Dans ces mêmes parages, une louve, suitée de quatre louveteaux, fait tête devant la meute pour défendre sa portée, et toute la famille est tuée devant les chiens.

Deux louvarts sont pris vivants par Dodor, aux entours d’Oisemont, alors qu’ils sont aux prises avec les Artésiens.

Ayant épousé Mademoiselle de Cacheleu, dont l’une des sœurs était devenue la Baronne de France de Maintenay, il allait en déplacement chez eux, et j’ai connaissance de deux sangliers, pris le même jour dans les bois de la Cervelle. Un premier animal tué par les chasseurs du pays, dont on s’était assuré le concours; le second poursuivi par la meute, débuchant des bois de Saint-Josse et allant se faire prendre dans les dunes en bordure de la mer.

Quand le marquis de Fercourt n’avait pas connaissance de grands animaux, il se rabattait sur la chasse du lièvre autour de Frohen, mais, même à cette chasse, ses chiens n’ayant pas grand train, il aidait l’hallali par un coup de fusil.

Le dernier louvart pris par lui dans le pays fut attaqué dans le bois de la Mare-à-l’Eau, et s’en vint se faire prendre à la gueule d’un terrier dans les bois de Barly.

De 1815 à 1825, Messieurs Frénelay, le Boucher de Richemont, de la Houssoye, des Caules, de Nampsaumont, Alexandre, Merlen et le général Filon, se donnaient rendez-vous avec lui en forêt de Crécy, où les sangliers abondaient.
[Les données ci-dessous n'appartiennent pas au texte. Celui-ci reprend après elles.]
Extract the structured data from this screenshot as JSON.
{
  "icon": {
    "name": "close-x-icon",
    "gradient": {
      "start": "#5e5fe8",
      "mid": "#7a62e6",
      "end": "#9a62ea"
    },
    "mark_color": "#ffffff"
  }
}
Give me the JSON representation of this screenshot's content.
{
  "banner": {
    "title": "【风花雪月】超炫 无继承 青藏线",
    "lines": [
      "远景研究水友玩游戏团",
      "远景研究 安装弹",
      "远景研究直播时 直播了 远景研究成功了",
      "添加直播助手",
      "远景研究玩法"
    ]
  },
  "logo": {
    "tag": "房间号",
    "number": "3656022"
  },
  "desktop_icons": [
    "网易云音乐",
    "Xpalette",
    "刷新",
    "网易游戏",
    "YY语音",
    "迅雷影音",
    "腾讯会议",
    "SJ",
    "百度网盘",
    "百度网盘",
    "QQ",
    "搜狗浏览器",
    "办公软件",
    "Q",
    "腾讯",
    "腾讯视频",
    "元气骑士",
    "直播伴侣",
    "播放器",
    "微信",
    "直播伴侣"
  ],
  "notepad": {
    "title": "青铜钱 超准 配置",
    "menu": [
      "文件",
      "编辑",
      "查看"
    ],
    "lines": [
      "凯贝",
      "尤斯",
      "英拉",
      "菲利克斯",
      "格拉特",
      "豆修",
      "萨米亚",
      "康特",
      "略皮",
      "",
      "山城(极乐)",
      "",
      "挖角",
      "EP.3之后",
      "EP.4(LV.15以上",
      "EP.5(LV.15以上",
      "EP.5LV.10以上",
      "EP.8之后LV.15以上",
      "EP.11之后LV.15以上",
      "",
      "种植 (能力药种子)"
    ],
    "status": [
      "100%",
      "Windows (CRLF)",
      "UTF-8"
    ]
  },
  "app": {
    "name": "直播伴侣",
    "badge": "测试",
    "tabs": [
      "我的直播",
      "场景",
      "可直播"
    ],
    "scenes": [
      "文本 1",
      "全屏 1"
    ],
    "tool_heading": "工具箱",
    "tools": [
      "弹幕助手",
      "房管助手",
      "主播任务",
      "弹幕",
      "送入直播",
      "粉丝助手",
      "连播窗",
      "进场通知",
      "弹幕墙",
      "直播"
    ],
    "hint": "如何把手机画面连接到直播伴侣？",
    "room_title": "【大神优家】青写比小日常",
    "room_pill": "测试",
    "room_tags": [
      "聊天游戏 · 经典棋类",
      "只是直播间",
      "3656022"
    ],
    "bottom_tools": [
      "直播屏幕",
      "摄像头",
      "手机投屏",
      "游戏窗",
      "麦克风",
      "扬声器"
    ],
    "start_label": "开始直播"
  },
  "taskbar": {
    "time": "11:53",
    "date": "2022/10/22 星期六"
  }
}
On se souvient d’un vieux solitaire, qui fit plusieurs fois le tour de la forêt, et que Monsieur Alexandre Merlen tua aux abois devant les chiens, dans les fonds de Marcheville.

Les grandes randonnées n’étant point pour l’effrayer; vers 1830, il joignait ses chiens à ceux du Comte d’Hinnisdal, dont il fut le compagnon fidèle, souvent le commensal, avant qu’il ne devint le témoin de son mariage avec Mademoiselle de Bryas.

Toute sa vie durant, le Marquis de Fercourt continua de chasser, jusqu’en 1845, époque de sa mort.

Il ne quittait guère sa tenue de louvetier, et c’est habillé de la petite veste verte qu’il se rendait dans les soirées mondaines d’Abbeville.

Mon père, dans ses souvenirs d’enfance, rapporte sa première chasse à courre dans les bois de Mézerolles, où son grand-père, pour l’aider à sortir d’un roncier, avait caressé du même coup de fouet, et les fesses du baudet et les mollets du gamin. Le visage encadré dans une barbe blanche si fournie qu’il la nattait et la plaçait sous sa cravate, il portait avec élégance sa tenue, la culotte blanche et les grandes bottes de vénerie, et avait très grand air monté sur une grande jument alezane à balzanes haut-chaussées.

Aussitôt après sa mort, mon grand-père liquida la meute; une partie fut achetée par Monsieur de Tricornot; les autres garnirent les chenils de Flour, à Sainte-Marguerite, et de Mallart, à Ransart. Le chenil de Frohen devait rester vide durant deux générations.

La cuisine familiale était garnie jadis de pieds de loups et de traces de sangliers. Tous ces trophées ont peu à peu disparu. Seuls, la trompe et le couteau sont demeurés: j’eus la joie de sonner l’hallali par terre et servir une laie ragotte avec la trompe et la dague de l’aïeul. Ma grand’ mère, âgée de quatre-vingt-seize ans, vivait ses dernières journées, et le petit-fils, en lui présentant la trace, put réveiller les souvenirs lointains de l’aïeule.